# Any stables near Munich, Germany?



## susanneb (Sep 25, 2015)

Hi! 
Can anyone help me with naming good stables close to Munich in Germany? I might stay a month or so there in the summer to learn the language better, and would like to work in a stable nearby. I am mostly interested in dressage, and I have education within Horse and Farrier, although my degree is not completed yet (need two years practice). But pretty much any stable is fine. Could be interested in 'working for living', but if not I have accommodation available. 

Also, if anyone have any recommendations for stables other places in Germany or Austria where I can 'work for my living' I am very interested!

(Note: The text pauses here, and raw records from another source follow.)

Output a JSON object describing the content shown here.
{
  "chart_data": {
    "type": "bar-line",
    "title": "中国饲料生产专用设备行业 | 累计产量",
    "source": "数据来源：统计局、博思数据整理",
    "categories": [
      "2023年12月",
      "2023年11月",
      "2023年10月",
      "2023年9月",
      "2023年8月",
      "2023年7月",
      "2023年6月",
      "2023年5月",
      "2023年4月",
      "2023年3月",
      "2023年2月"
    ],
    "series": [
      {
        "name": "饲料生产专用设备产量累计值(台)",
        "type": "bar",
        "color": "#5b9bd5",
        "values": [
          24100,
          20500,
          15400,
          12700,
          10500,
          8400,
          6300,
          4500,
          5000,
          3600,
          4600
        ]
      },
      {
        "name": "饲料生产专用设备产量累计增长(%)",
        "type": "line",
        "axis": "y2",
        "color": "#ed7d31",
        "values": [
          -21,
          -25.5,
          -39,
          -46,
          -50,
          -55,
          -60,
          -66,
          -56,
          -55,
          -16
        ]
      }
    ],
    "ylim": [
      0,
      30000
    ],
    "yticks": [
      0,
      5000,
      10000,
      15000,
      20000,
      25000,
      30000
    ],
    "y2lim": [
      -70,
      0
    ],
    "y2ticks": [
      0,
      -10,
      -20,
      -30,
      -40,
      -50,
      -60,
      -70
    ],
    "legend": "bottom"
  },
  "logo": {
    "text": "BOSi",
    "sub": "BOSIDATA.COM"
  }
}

Any recommendations? Maybe somone have some contacts? Thanks in advance!


----------



## DuffyDuck (Sep 27, 2011)

Hi, I have a friend in Munich and his girlfriend rides, will ask what yard she's at. 

Have you tried Yardandgroom.com? They advertise for things like that, although you're more likely to find English riding as opposed to Western.

Also, if it's only for a month I think riding would be a better option, as most people want long term over a month worker.

I can recommend a few in an area 30 mins from Dusseldorf, mainly because my trainer has my old horse  But that would be riding only.

It entirely depends on what style you're looking for, and what level you're at.

Advertise on Y&G though, and have a look...


----------